We have also used the AWCDS as an opportunity to practically test our solution to automating the production of high quality, accessible charts that conform to Welsh Government guidance for external publications. To do this we use KASStylesR, an R package we developed as a ggplot2 theme wrapper. The package is available for you to modify to your organisation standards here. You can read more about KASStylesR here.

Figure 3: Example of charts formatted by KASStylesR An example line and an example bar chart. Image Source: Sea Transport Statistics, Welsh Government

Note: These charts are not from the AWCDS

R Markdown to build different report types

The R Markdown files are maintained with a one-to-one relationship to the AWCDS report types produced. This means that for each report type (for example, primary attendance, qualifications outcomes, secondary attendance) there is one R Markdown file.

In some cases, there are format changes in how charts and tables are displayed, in other reports there are individual chart types that appear only once. This is where there is a benefit in having a Markdown file for each report type . The work that can be generalised is done in the modular files, which can be easily re-used across all reports, whilst bespoke edge cases are built directly in Markdown.

Implementing bilingual reports

AWCDS reports are produced in both English and Welsh language.

To achieve this we have taken a two-step approach:

  1. All data items are translated and referenced in central look up tables, this covers things like category labels
  2. All pieces of text within the reports (such as titles, notes and exis labels) are stored in two JSON files, one for Welsh and one for English. This enables preports to be generated in both languages just by reading in text from the corresponding files.

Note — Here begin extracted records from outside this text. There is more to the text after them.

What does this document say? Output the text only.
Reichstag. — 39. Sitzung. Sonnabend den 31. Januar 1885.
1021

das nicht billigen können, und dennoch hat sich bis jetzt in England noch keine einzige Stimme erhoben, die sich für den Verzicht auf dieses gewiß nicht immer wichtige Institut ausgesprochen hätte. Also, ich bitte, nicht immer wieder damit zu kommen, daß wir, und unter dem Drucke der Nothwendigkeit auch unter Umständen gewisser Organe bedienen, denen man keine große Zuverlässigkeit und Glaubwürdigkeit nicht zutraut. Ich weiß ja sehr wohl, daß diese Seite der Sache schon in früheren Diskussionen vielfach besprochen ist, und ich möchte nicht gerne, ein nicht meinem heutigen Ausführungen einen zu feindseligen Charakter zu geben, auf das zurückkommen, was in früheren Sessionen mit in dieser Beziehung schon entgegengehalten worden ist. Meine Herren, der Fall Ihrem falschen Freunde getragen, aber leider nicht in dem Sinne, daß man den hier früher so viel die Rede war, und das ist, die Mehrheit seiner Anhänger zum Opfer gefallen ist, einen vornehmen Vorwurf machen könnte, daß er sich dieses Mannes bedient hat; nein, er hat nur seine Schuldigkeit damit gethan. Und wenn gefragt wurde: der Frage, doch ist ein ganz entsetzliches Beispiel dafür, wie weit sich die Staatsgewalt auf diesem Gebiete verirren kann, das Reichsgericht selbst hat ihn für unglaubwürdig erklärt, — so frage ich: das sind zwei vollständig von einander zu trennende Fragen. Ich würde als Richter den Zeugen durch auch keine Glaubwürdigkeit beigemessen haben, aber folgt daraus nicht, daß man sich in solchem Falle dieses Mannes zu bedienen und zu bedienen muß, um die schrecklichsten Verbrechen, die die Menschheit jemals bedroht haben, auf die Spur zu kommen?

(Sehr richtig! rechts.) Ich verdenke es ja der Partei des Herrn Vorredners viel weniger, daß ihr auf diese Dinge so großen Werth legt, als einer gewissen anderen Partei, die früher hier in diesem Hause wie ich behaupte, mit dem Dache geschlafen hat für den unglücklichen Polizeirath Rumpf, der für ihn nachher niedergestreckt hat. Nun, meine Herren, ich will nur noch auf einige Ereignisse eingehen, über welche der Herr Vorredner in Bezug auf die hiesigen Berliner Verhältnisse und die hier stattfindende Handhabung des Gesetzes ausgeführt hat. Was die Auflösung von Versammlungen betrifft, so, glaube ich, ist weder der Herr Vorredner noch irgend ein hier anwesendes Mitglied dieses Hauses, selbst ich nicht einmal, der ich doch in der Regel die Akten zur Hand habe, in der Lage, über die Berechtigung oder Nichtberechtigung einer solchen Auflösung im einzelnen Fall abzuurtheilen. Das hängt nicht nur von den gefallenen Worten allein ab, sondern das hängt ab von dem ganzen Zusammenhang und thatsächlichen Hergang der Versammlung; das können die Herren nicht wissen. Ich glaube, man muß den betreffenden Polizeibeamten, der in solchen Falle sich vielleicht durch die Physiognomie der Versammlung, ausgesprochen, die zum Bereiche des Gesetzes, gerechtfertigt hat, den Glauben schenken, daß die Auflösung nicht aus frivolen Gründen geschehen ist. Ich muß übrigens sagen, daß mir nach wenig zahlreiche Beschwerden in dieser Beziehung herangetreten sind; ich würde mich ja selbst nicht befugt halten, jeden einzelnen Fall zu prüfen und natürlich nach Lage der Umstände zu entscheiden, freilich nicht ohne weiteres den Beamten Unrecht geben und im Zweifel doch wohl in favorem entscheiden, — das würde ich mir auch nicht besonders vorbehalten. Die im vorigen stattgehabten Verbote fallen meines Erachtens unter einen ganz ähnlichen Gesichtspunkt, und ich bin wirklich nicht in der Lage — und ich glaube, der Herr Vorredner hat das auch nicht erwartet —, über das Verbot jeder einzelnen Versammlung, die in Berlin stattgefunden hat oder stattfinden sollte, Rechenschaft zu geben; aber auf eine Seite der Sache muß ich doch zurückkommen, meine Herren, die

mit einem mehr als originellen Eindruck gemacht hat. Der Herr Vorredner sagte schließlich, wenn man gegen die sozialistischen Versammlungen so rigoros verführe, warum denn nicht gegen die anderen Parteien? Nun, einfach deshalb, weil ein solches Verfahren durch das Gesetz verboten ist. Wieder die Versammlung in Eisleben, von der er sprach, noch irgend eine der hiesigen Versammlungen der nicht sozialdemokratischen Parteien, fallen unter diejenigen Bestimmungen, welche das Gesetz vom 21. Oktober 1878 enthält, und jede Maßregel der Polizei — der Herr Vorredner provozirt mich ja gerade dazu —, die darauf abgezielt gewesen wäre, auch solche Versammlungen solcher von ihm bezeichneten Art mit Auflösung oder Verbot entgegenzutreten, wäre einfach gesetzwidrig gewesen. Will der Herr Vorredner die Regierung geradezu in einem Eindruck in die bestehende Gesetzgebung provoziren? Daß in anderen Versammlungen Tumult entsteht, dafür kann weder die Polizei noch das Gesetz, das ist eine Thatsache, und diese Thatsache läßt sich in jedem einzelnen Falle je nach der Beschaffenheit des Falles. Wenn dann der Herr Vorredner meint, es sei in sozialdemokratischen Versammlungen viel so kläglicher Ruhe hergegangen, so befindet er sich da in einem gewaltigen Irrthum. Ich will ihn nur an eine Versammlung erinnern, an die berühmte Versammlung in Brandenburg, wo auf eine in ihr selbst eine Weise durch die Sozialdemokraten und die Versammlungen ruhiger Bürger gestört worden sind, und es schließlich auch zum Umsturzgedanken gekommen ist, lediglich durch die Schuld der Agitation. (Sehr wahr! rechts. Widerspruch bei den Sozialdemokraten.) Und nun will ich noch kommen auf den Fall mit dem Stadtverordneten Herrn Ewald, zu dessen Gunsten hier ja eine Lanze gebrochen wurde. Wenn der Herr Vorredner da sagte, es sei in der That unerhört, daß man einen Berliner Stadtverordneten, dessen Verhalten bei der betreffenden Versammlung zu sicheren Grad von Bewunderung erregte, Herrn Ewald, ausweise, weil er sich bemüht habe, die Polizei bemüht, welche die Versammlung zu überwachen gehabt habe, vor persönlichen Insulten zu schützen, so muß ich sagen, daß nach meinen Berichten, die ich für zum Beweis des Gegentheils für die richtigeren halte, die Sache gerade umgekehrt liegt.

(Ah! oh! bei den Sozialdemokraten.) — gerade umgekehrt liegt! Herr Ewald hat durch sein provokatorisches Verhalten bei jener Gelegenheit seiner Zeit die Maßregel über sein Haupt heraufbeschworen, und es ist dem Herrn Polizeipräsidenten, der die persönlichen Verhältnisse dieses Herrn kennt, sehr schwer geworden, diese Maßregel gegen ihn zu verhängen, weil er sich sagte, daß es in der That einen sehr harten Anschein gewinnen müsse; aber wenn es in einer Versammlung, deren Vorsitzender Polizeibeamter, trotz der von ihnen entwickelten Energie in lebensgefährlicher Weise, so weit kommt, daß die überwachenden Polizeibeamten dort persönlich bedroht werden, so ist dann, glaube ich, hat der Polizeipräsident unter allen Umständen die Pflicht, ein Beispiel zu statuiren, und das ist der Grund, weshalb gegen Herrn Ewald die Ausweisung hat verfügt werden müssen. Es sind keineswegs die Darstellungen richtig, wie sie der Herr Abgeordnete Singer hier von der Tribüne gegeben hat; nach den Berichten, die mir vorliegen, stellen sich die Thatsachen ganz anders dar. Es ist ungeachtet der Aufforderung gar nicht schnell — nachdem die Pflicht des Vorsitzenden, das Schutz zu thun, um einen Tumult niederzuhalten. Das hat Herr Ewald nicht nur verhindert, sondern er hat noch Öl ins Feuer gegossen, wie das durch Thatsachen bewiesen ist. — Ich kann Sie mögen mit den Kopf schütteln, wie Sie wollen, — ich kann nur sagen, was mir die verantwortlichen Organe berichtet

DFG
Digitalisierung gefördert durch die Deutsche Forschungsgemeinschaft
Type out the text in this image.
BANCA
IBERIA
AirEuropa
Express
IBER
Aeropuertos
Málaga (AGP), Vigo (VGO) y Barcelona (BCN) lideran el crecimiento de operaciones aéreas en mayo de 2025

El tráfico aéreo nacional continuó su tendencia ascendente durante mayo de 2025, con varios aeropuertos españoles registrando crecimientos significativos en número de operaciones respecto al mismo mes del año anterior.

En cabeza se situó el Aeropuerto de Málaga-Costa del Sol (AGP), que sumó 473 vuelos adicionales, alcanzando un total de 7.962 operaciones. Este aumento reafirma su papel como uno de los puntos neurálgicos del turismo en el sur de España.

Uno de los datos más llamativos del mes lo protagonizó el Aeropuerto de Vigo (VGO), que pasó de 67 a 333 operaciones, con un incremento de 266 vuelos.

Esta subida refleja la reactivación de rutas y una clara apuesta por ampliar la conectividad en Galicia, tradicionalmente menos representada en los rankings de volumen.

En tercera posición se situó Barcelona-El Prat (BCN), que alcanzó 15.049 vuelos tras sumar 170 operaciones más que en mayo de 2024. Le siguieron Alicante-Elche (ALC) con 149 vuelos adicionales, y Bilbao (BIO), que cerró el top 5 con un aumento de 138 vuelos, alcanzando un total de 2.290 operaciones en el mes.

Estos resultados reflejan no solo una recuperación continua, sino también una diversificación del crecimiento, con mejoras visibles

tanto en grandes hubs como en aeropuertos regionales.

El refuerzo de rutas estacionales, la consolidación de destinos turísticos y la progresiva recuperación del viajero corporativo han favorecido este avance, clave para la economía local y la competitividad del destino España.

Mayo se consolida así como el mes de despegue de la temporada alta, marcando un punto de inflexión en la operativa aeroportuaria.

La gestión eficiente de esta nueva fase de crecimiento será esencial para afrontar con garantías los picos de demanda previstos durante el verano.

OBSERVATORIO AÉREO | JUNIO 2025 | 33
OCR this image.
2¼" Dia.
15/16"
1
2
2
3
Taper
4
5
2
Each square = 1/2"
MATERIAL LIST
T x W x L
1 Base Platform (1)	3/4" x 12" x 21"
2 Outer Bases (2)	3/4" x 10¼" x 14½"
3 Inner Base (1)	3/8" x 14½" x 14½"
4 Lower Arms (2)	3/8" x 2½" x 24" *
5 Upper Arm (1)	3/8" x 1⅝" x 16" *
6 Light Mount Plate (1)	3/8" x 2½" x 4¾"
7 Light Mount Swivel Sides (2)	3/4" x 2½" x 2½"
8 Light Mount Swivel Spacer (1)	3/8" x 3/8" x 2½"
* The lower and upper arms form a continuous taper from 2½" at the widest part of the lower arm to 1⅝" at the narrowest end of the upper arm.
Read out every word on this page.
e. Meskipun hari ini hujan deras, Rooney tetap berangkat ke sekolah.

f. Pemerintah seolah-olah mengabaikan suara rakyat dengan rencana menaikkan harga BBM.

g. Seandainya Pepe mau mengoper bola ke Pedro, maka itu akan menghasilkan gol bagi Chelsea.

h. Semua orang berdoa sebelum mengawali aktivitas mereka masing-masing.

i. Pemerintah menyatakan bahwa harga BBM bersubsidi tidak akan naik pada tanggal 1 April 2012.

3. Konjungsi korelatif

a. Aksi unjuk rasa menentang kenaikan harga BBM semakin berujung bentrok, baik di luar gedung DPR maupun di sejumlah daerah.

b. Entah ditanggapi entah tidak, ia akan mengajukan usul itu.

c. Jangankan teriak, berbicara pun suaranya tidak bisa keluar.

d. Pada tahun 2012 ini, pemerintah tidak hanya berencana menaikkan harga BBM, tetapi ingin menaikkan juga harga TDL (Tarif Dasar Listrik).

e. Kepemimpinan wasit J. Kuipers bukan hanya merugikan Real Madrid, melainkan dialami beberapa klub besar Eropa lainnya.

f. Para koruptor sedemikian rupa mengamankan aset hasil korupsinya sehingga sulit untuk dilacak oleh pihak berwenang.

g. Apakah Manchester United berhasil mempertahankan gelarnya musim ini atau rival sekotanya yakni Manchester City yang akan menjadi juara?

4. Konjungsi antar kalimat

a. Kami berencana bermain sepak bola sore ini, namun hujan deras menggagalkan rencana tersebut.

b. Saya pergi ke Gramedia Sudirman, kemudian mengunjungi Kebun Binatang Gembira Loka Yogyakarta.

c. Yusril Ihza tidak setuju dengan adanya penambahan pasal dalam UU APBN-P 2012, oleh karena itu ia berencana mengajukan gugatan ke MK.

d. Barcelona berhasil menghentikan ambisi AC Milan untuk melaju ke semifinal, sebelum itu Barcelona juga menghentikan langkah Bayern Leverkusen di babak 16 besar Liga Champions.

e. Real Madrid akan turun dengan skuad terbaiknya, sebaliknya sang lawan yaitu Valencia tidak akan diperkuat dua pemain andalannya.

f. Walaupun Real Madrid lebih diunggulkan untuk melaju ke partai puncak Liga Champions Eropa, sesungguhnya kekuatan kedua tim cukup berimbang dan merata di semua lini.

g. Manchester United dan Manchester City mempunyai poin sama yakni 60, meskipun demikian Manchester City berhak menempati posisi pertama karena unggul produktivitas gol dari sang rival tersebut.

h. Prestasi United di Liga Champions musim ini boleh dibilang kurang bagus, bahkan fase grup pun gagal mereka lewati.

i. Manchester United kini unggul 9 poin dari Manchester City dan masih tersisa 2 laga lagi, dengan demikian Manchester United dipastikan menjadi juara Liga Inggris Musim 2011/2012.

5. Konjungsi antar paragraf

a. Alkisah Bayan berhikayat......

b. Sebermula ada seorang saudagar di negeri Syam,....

Working in this way reduces the workload required for future translation as category labels and chart titles will likely remain the same year on year and only text such as supporting notes, may need to be updated.

Tying it all together

So far, we have covered:

  • extracting data
  • building report recipes in JSON files
  • writing modules to work with data
  • using those modules in Markdown to produce PDFs

The final piece of the puzzle is gluing together all of these items. This is done through a central main.R script. Before this, we need to decide:

  • which AWCDS reports to produce,
  • what list of stakeholders to produce them for,
  • which years of data to use and where to store the reports.

Instead of creating multiple different main.R files to generate different repots, we define these parameters in a central main.json file.

Effectively users setup the main.json file to define what reports they want to build and then hit run on the main.R script to generate the AWCDS reports for the specified stakeholders.

The AWCDS data is also shared with schools in raw Excel format. This enables schools to perform their own analysis on the data which is provided in machine readable format as an alternative to the report.

All schools data is quality assured by the School Statistics team as a routine exercise before the AWCDS are produced. Before sharing the reports, a sample of reports for each report type are reviewed by domain experts in the School Information and Inspection Policy Branch.

Wrap up

This blog has given an overview of our work alongside statistics and policy teams to implement and embed a RAP in the organisation for this interim process. The codebase will continue to be used for producing the AWCDS for the foreseeable future by the School Statistics team with support from the Data Science Unit. Previously, the AWCDS production had been procured at a greater cost than the solution developed internally showing how RAP can deliver high quality products in a more cost-effective way. Wider than this work, the statisticians in Welsh Government are increasingly developing RAP solutions to modernise data processes across the organisation.